I’m not going to say there is beauty in flies and mosquitoes. I mean, there is, but it’s kind of obnoxious for me to say so. And I’m not going to stop slapping them away. I’m just a sack of meat on this planet and can’t be expected to behave like an benevolent god.
Anyway, just…go outside. If you can do it, not as an obligation, if you can do it without sighing heavily, telling yourself “this is good for me” and checking the time every two minutes, if you can approach it with curiosity. What would I feel if…. What would my mind do….
It’s where we come from — the outside, the water. In fact, until recent human history, the word “outside” had no meaning. All was outside.

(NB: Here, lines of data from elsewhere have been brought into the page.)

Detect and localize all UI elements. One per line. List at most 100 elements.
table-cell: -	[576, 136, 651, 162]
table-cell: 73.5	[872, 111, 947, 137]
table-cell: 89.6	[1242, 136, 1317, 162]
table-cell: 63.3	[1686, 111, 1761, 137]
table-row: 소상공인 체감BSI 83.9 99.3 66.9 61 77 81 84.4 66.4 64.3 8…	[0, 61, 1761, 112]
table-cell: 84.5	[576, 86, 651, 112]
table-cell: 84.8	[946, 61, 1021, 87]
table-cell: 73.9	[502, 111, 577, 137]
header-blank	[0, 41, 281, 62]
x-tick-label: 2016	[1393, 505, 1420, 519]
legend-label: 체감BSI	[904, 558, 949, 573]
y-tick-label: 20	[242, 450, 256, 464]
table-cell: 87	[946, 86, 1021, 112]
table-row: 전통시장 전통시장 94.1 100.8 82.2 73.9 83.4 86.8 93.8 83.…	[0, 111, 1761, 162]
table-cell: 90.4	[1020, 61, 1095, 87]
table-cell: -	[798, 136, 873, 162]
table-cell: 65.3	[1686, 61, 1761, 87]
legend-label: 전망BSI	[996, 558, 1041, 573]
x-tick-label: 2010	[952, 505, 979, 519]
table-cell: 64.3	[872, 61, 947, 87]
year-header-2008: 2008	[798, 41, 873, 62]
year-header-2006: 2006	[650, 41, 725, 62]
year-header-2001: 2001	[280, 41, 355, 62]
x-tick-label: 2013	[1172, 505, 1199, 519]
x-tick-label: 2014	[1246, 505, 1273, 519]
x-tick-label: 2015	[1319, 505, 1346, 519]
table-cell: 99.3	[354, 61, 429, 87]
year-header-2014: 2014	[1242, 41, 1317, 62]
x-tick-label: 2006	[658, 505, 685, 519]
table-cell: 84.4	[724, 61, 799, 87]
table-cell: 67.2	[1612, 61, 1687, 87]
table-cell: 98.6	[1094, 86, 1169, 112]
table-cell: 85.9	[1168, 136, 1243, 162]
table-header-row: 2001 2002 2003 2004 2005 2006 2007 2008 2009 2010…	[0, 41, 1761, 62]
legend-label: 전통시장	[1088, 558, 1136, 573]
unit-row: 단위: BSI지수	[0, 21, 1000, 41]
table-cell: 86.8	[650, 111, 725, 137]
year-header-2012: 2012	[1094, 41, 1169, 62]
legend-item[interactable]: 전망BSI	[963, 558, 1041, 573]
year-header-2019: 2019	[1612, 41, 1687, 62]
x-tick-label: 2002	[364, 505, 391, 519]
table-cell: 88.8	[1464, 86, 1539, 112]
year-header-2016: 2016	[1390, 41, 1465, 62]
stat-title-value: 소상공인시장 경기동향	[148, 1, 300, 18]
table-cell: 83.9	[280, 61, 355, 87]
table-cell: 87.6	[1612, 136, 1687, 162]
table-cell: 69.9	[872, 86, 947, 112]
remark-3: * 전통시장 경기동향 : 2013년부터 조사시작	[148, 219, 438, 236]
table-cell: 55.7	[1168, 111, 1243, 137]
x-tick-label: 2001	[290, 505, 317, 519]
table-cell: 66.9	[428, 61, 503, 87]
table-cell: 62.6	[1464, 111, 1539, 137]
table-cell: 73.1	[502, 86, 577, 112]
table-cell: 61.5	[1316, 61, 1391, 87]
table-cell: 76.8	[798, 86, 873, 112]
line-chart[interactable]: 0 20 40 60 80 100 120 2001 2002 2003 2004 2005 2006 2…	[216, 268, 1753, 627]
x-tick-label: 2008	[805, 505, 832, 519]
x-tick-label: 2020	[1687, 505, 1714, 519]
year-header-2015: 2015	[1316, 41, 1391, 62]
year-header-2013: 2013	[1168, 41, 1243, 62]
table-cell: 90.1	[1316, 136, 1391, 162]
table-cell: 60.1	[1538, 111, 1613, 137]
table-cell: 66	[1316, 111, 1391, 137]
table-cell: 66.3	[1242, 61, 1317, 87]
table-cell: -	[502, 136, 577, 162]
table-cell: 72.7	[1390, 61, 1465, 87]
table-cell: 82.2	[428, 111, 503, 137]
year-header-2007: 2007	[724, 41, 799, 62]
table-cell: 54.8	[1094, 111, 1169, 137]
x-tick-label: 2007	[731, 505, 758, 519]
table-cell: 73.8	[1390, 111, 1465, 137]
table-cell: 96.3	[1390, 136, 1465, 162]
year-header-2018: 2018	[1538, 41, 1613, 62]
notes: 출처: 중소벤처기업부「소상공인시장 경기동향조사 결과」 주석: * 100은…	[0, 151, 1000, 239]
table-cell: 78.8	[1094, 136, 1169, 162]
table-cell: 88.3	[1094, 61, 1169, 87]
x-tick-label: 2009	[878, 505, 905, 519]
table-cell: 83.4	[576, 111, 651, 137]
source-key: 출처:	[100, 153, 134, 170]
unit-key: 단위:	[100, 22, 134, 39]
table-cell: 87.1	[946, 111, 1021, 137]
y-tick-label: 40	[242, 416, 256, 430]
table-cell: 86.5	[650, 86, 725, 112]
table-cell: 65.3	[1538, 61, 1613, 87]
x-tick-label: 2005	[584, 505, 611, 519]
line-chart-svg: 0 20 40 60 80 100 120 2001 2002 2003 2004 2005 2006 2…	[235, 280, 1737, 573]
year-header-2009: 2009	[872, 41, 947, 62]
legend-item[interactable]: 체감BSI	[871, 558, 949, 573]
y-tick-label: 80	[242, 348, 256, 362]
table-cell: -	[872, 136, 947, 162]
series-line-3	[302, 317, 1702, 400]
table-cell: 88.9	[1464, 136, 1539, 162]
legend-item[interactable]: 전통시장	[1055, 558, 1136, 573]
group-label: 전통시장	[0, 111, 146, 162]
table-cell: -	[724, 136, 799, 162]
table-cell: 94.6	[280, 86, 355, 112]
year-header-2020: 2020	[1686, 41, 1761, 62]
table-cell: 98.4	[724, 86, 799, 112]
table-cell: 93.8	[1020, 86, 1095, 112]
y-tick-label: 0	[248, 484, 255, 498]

The birds have stilled, have gone wherever birds go when the day begins to heat up. I feel the air getting warmer and heavier with humidity. And it is time for me to take my philosophical self to my day job. My meat sack self still would like to make money, put food on the table, go to Cabo in July.
But this. This outside, this connection to where I and all of us come from and to the universe at large? It comes with me.
Wonderful to read you again!
The connection with Mother Earth through toes in the grass, feet in a stream or arms stretched around a tree trunk brings a harmony within.